RICHMOND, Va. (CN) – A woman can be taken to court for promising to take care of her daughter’s friend, who died in a car accident, the Virginia Supreme Court ruled.
When Michael Kellerman dropped off 14-year-old Jaimee with Paula McDonough, he told McDonough that Jaimee was not to be driven in cars by underage drivers. McDonough agreed that she would take care of Jaimee as she spent the weekend with McDonough’s daughter, Becca.
After they attended a movie at the mall, a 17-year-old boy, Nathan DeFrank, asked to give the girls a ride. Becca asked McDonough, and she said yes.
Jaimee and another girl did not want to ride in the car with Nathan, who had a reputation as a reckless driver. Unable to find another ride, the girls reluctantly got into the car.
Nathan drove so fast that the girls begged him to slow down. Jaimee texted her father and a friend, fearing that she would die.
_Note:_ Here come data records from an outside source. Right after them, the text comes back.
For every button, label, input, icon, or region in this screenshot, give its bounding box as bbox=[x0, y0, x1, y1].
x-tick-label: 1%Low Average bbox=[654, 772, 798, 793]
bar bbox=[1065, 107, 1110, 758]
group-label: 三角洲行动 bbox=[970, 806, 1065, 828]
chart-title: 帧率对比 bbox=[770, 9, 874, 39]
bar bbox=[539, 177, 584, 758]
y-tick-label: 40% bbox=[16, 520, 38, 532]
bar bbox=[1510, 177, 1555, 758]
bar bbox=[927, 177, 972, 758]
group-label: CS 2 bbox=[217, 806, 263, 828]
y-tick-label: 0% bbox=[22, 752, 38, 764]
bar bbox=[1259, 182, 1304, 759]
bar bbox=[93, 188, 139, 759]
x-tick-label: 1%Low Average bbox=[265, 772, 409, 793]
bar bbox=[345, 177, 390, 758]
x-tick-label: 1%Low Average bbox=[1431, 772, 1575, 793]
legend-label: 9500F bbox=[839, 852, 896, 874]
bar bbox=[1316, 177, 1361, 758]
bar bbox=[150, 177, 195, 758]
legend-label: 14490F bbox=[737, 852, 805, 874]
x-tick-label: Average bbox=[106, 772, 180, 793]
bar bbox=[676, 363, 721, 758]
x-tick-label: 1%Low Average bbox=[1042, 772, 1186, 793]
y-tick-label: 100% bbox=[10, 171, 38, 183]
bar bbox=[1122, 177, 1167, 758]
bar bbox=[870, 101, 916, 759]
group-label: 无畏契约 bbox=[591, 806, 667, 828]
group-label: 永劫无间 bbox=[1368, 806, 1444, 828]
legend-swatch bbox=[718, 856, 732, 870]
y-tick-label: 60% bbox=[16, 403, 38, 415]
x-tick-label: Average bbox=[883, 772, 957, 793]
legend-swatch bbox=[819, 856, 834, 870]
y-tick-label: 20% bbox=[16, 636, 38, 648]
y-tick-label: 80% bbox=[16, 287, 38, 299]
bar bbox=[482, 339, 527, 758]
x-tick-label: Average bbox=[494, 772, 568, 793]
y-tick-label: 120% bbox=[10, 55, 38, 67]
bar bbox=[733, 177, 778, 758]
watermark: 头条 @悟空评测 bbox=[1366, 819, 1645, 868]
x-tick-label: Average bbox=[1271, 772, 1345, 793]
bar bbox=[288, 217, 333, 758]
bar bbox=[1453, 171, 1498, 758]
Those fears were realized when Nathan swerved off the road at 77 mph and hit a tree. Jaimee was Life-Flighted to the hospital, where she died the next morning.
The circuit court sustained the McDonoughs’ demurrer that they owed no duty of care to Jaimee, but Chief Justice Hassell overturned the decision, ruling that Kellerman brought a proper cause of action against Paula McDonough.
“We hold that when a parent relinquishes the supervision and care of a child to an adult who agrees to supervise and care for that child, the supervising adult must discharge that duty with reasonable care,” Hassell wrote.
Hassell also ruled that Nathan’s actions as the driver of the car did not supersede Paula McDonough’s potential liability.
Her husband, Paul, was properly released from the case by the trial court, Hassell ruled, because he was not present when Paula said she would take care of Jaimee.